The last school year marked nearly a decade of flat growth, with the number of international students in the US increasing just 0.9 percent. That's compared with the study's "glory years" between 1975 and 1980, when enrollments doubled to 300,000. "That doesn't mean that we don't still have an enormous number of foreign students," says IIE's Peggy Blumenthal. "America still receives by far the most foreign students [about 458,000]."
But international students are increasingly choosing other countries over the US, a recent IIE study found. Those students, most of whom pay full tuition, mean big bucks for the economy. Each year, foreign students generate more than $7 billion, making them America's fifth-largest export earner, according to IIE.
In addition to the financial benefits, educators in the US and elsewhere cite intangibles foreign students bring to the classroom. "They internationalize the curriculum," says Karen Shanks, international director at Curtain University, where 15 percent of the school's 24,000 students hail from abroad. Australians, for example, "feel more a part of the Southeast Asian community than in the 1950s."
Ms. Blumenthal attributes the slow US growth to improved educational infrastructure in the countries that traditionally send their students abroad and to increased competition from Britain, Canada, and Australia.
"It's harder for us to change the trends because we don't have a national policy," she says. "Each institution makes its own decision to attract foreign students. The UK, Australia, and Canada have made national decisions ... and can make national investments."
Canada, for example, plans to institute 25 educational centers at its consulates by 2000. Both Britain and Australia offer financial aid to international students.
Australia touts its nearby locale, lower costs, and the ability of foreign students to work part-time. "We're closer to home than the US," says Ms. Shanks. "Mothers come over during exams to cook for their children." But Australia is seeing a drop in visa applications, thanks to the Asian economic crises, The Chronicle of Higher Education reports.
Britain, which has 198,000 international students, has educational counseling services with offices in each of its consuls. Partly funded by the government and partly by membership fees, these offer universities a range of services - from market research to setting up events and exhibitions to help "sell" individual universities overseas.

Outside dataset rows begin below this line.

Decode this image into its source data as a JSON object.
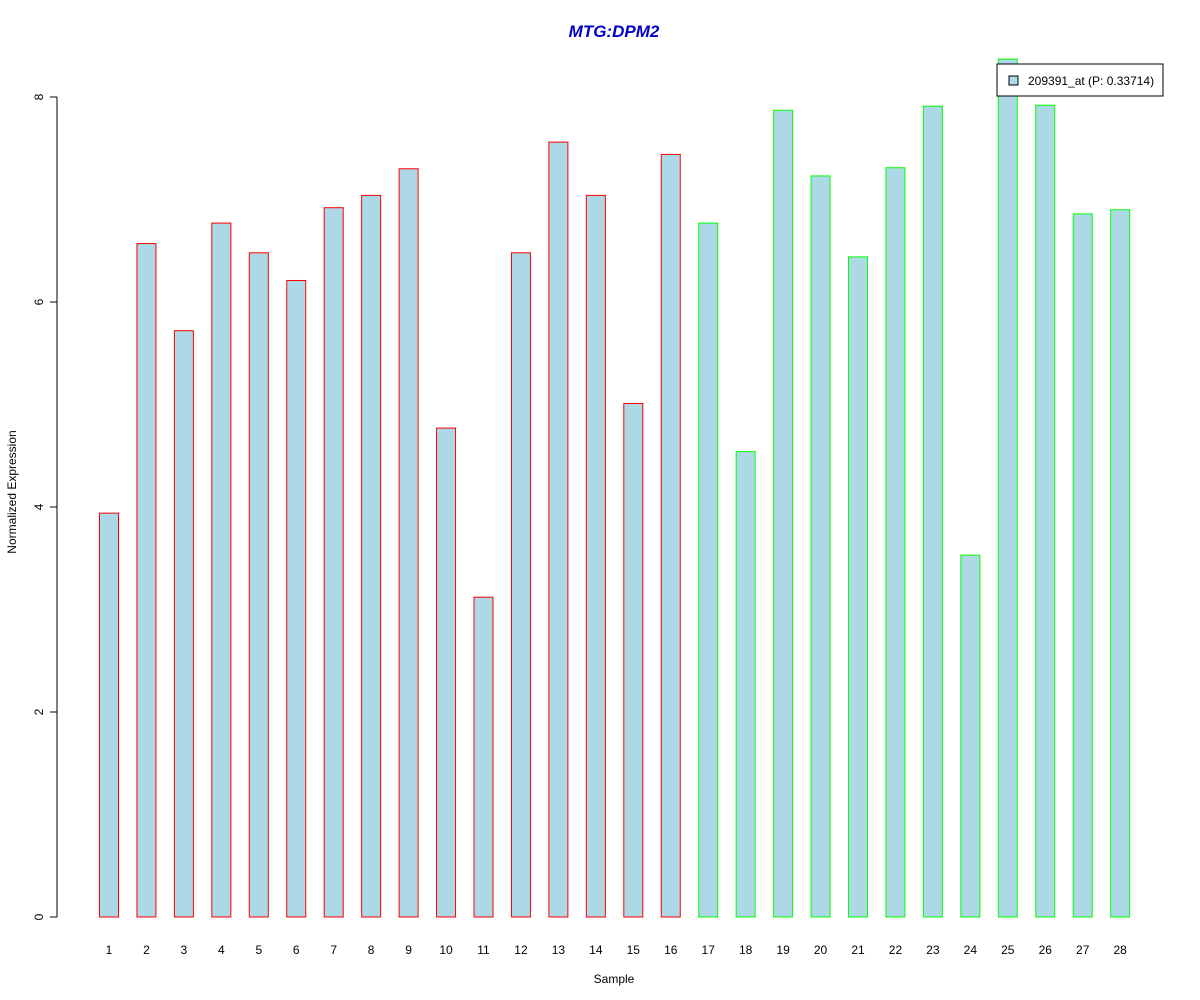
{
  "chart_data": {
    "type": "bar",
    "title": "MTG:DPM2",
    "xlabel": "Sample",
    "ylabel": "Normalized Expression",
    "categories": [
      "1",
      "2",
      "3",
      "4",
      "5",
      "6",
      "7",
      "8",
      "9",
      "10",
      "11",
      "12",
      "13",
      "14",
      "15",
      "16",
      "17",
      "18",
      "19",
      "20",
      "21",
      "22",
      "23",
      "24",
      "25",
      "26",
      "27",
      "28"
    ],
    "series": [
      {
        "name": "209391_at (P: 0.33714)",
        "values": [
          3.94,
          6.57,
          5.72,
          6.77,
          6.48,
          6.21,
          6.92,
          7.04,
          7.3,
          4.77,
          3.12,
          6.48,
          7.56,
          7.04,
          5.01,
          7.44,
          6.77,
          4.54,
          7.87,
          7.23,
          6.44,
          7.31,
          7.91,
          3.53,
          8.37,
          7.92,
          6.86,
          6.9
        ]
      }
    ],
    "groups": [
      {
        "samples": [
          1,
          2,
          3,
          4,
          5,
          6,
          7,
          8,
          9,
          10,
          11,
          12,
          13,
          14,
          15,
          16
        ],
        "border_color": "#ff0000"
      },
      {
        "samples": [
          17,
          18,
          19,
          20,
          21,
          22,
          23,
          24,
          25,
          26,
          27,
          28
        ],
        "border_color": "#00ff00"
      }
    ],
    "ylim": [
      0,
      8
    ],
    "y_ticks": [
      "0",
      "2",
      "4",
      "6",
      "8"
    ],
    "grid": false,
    "legend_position": "top-right",
    "colors": {
      "bar_fill": "#add8e6",
      "title": "#0000cc"
    }
  }
}
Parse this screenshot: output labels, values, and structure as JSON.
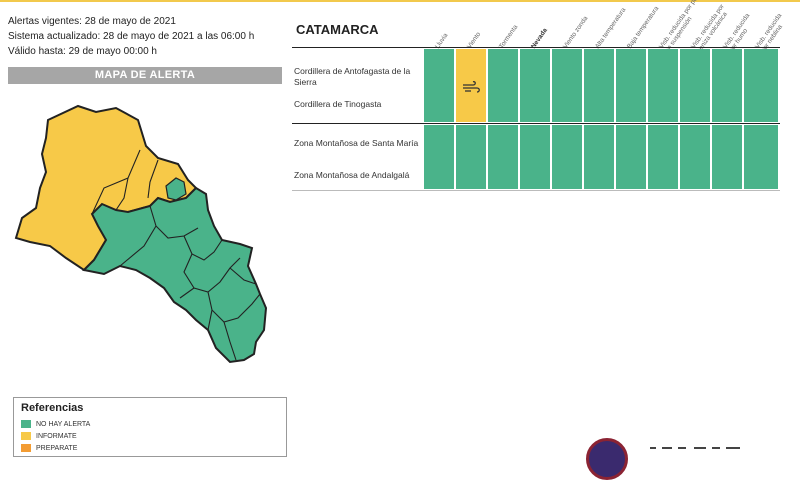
{
  "header": {
    "alertas_vigentes": "Alertas vigentes: 28 de mayo de 2021",
    "sistema_actualizado": "Sistema actualizado: 28 de mayo de 2021 a las 06:00 h",
    "valido_hasta": "Válido hasta: 29 de mayo 00:00 h"
  },
  "map": {
    "title": "MAPA DE ALERTA"
  },
  "references": {
    "title": "Referencias",
    "items": [
      {
        "label": "NO HAY ALERTA",
        "color": "#4ab38a"
      },
      {
        "label": "INFORMATE",
        "color": "#f7c948"
      },
      {
        "label": "PREPARATE",
        "color": "#f39c33"
      }
    ]
  },
  "table": {
    "region": "CATAMARCA",
    "columns": [
      "Lluvia",
      "Viento",
      "Tormenta",
      "Nevada",
      "Viento zonda",
      "Alta temperatura",
      "Baja temperatura",
      "Visb. reducida por polvo en suspensión",
      "Visb. reducida por ceniza volcánica",
      "Visb. reducida por humo",
      "Visb. reducida por neblina"
    ],
    "zones": [
      "Cordillera de Antofagasta de la Sierra",
      "Cordillera de Tinogasta",
      "Zona Montañosa de Santa María",
      "Zona Montañosa de Andalgalá"
    ],
    "status_colors": {
      "no_alert": "#4ab38a",
      "informate": "#f7c948"
    },
    "alerts": [
      {
        "zones": [
          "Cordillera de Antofagasta de la Sierra",
          "Cordillera de Tinogasta"
        ],
        "column": "Viento",
        "level": "informate",
        "icon": "wind-icon"
      }
    ]
  }
}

The impact is not being felt across the board in the US. Boston University - with the largest international enrollment in the US (about 4,600) -sees no decrease. "Our experience with a vast majority of [overseas] students is that they want to come to the US," says Riaz Khan, vice president of external programs.
Boosting the number of foreign students will be up to individual universities, says Blumenthal. "It's really a question of priority. More colleges," she adds, are deciding it's worth it.